Thoughts and reflections on Street Photography

I like doing street photography - a lot. It is a kind of photography that a person can do very easily and at any hour of the day or night - and you can do it 24/7/365. All you have to do is go to the nearest town and there is your shooting environment.

There is no need to spend a ton of money flying to some far away destination; you can find street photography subject matter in your home town. Accessibility of your subject matter, along with the frequent, consistent making of images will help you advance as a photographer in terms of learning photographic skills and in terms of honing your photographic eye and style.

Street photography is one of the hardest kinds of photography to do well - it takes a good amount of practice. You must learn to anticipate the decisive moment and be able to see what is about to happen in a street scene before it happens. It is a challenge, but rising to the challenge will bring your photography a windfall of unexpected benefits.

That is what makes street photography a great pursuit: Anytime you shoot photos with people in them, there will be a fair amount of overlap between your street photography skill set and the skills required to make top quality images in documentary, editorial, reportage, event, travel and wedding photography. Any time you photograph people, your images will be at a higher level if you engage in street photography on a regular basis.

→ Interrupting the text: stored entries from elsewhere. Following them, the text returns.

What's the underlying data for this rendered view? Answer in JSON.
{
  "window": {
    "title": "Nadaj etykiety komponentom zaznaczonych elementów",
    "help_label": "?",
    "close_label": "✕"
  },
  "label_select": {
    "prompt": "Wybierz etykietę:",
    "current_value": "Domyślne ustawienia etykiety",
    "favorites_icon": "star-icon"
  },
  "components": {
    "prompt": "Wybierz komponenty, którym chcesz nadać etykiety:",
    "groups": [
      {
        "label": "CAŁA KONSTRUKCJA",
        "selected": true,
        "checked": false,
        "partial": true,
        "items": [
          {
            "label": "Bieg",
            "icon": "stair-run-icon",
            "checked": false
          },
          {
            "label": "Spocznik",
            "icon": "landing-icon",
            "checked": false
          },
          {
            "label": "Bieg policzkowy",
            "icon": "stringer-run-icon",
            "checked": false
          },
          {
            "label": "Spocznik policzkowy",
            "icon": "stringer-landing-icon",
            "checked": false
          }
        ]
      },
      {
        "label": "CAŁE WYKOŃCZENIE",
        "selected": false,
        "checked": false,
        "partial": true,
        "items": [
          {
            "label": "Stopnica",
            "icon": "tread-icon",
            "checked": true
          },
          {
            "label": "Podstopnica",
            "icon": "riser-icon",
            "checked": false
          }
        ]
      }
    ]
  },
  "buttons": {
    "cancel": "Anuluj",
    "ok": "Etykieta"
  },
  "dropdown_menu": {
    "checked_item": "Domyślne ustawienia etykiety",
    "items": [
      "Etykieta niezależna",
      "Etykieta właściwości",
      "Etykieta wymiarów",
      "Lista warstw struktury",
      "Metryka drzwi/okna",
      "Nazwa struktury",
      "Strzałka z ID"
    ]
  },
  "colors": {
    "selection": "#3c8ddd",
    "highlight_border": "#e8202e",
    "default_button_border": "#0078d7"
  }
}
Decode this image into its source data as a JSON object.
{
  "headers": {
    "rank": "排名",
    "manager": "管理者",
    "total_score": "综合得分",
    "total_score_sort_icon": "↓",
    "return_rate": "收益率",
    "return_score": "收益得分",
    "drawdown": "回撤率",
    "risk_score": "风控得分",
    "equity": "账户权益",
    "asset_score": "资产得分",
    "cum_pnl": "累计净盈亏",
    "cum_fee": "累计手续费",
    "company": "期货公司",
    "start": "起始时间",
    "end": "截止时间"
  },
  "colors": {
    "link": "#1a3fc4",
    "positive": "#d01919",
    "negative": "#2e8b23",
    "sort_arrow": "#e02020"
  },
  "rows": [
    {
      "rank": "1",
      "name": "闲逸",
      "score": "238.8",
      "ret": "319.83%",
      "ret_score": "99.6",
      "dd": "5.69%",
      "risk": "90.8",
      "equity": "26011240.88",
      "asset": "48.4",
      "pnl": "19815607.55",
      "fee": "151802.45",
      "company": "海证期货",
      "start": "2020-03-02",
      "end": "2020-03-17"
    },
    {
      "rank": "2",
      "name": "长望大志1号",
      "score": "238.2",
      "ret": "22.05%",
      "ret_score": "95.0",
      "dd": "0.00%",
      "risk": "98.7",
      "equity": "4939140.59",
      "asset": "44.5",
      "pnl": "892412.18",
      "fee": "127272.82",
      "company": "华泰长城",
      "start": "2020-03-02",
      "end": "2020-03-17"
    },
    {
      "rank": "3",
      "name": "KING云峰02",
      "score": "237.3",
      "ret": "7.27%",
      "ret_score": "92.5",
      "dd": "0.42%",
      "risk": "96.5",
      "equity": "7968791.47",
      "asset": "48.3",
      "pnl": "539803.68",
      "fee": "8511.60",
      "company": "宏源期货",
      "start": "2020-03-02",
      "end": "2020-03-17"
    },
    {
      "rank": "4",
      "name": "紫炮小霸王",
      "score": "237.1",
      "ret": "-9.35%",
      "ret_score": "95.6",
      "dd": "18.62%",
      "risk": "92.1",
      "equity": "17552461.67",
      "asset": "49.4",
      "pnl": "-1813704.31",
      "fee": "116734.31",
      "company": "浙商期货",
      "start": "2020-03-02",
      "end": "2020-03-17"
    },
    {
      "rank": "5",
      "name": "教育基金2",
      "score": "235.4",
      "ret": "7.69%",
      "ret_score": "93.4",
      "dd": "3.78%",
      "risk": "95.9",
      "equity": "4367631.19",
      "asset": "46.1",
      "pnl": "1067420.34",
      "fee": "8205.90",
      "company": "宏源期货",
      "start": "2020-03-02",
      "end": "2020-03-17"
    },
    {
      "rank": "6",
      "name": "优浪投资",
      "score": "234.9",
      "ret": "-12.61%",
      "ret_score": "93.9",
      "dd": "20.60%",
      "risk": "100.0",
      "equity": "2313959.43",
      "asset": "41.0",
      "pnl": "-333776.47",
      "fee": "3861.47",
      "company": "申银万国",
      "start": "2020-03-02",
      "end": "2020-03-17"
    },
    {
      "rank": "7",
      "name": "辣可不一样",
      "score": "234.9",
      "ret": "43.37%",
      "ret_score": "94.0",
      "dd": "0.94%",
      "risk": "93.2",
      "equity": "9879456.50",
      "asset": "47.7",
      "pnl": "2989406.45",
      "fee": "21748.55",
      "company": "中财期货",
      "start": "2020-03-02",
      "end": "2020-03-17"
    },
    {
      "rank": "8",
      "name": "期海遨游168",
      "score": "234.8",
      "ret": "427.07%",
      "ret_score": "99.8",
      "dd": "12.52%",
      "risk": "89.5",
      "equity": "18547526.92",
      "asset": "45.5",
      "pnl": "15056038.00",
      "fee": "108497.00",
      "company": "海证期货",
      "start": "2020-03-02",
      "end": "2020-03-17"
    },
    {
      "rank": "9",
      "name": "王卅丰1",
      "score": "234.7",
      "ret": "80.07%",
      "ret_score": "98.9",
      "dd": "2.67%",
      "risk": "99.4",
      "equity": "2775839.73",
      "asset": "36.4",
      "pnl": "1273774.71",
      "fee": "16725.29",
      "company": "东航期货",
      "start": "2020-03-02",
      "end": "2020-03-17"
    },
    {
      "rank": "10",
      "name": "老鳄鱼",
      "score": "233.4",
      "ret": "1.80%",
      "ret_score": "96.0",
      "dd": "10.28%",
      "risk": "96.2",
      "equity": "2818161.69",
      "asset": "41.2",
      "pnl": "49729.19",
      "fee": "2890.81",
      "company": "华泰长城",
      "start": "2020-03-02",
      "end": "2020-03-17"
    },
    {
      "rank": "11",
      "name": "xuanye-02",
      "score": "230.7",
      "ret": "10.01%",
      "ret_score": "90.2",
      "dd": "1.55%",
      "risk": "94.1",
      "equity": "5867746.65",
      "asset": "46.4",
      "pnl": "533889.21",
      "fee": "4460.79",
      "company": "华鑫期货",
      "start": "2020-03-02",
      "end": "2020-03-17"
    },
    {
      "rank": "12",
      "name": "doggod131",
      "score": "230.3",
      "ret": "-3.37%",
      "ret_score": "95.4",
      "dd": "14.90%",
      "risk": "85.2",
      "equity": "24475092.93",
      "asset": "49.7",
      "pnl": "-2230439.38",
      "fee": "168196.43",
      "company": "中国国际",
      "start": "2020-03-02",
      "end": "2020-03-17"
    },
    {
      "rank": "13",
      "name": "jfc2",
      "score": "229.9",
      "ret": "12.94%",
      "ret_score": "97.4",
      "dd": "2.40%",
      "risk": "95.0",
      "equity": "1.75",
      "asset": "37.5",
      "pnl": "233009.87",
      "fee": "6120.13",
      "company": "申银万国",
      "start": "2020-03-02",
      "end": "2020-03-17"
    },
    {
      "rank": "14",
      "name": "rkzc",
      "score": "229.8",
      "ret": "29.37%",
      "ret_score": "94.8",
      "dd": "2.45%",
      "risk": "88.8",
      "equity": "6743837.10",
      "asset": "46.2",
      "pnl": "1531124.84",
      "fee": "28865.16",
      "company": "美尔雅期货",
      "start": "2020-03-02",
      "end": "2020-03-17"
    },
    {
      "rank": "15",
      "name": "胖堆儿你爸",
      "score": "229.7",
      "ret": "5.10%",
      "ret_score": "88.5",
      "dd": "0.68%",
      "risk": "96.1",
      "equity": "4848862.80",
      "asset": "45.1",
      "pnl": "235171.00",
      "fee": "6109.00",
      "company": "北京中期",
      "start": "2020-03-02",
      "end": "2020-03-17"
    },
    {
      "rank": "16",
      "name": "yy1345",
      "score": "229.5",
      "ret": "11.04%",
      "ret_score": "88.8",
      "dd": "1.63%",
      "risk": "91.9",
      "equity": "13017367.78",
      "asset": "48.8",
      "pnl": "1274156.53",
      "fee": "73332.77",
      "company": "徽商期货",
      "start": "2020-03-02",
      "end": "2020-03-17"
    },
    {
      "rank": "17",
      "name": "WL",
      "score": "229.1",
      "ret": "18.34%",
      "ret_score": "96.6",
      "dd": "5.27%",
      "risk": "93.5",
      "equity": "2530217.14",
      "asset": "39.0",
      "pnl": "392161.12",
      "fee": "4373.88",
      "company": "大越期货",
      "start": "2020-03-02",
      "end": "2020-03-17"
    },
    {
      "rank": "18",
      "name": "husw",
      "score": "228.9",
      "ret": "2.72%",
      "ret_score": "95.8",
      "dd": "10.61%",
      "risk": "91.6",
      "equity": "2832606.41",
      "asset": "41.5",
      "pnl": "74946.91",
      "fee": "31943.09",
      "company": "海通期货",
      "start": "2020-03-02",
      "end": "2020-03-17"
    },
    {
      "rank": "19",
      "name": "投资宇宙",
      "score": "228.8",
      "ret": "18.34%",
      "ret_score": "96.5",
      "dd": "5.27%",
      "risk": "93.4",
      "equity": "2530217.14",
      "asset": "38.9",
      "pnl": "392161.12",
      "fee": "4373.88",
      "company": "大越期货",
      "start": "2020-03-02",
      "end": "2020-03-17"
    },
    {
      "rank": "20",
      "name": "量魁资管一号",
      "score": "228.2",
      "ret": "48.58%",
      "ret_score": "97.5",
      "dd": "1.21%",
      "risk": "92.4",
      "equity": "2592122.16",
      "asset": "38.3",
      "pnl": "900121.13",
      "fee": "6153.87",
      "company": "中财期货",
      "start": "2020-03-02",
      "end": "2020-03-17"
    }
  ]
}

It can be stressful to go out and photograph strangers, but if you can discipline yourself to feel the fear and do it anyway, the fear will quickly evaporate. Even after 12+ years of doing street photography, I sometimes still get a case of nerves when going out to shoot on the street. The solution? I simply refuse to let fear stop me. After I shoot for a few minutes, the fear fades away and I am in the right mindset for doing street photography.

Sometimes people won’t want to be photographed, and that’s okay. Just nod in agreement, smile and move on. Yes, I have been complained at by people when I am doing street photography - but that happens very rarely.

One way to minimize verbal confrontations is to learn to be as unobtrusive as possible; learn to operate in stealth mode. The less you are seen by your subjects, the better your street photographs will be. The intention of street photography is to capture the unguarded moment, when your subject is being himself or herself - to be the unobserved observer who neither influences or intervenes. “A velvet hand, a hawk’s eye - these we should all have,” said Henri Cartier-Bresson, the master of both who is without equal as a connoisseur of the decisive moment.

I would estimate that for every one day that someone has complained at me for making a photo of them on the street, I have gone out and shot easily 250 days where no one complained. Being complained at once for every 250 days of street photography is a very small price to pay for the benefits that street photography will bring to your photographic endeavors. As for being yelled at, that is even more rare. In over twelve years of doing street photography, I have been yelled at or verbally harassed less than five times total.

Doing street photography in the U.S. is really not that big of a deal - everybody photographs everybody all the time these days. If you will be traveling internationally, it can be different.

Do your research before you go to another culture or nation to do street photography so you will know what to expect. People in some cultures welcome being photographed; people in other cultures can be resistant to being photographed by outsiders.

Do your due diligence before you travel so that you will know what the locals expect - and by all means, honor their wishes and their cultural norms.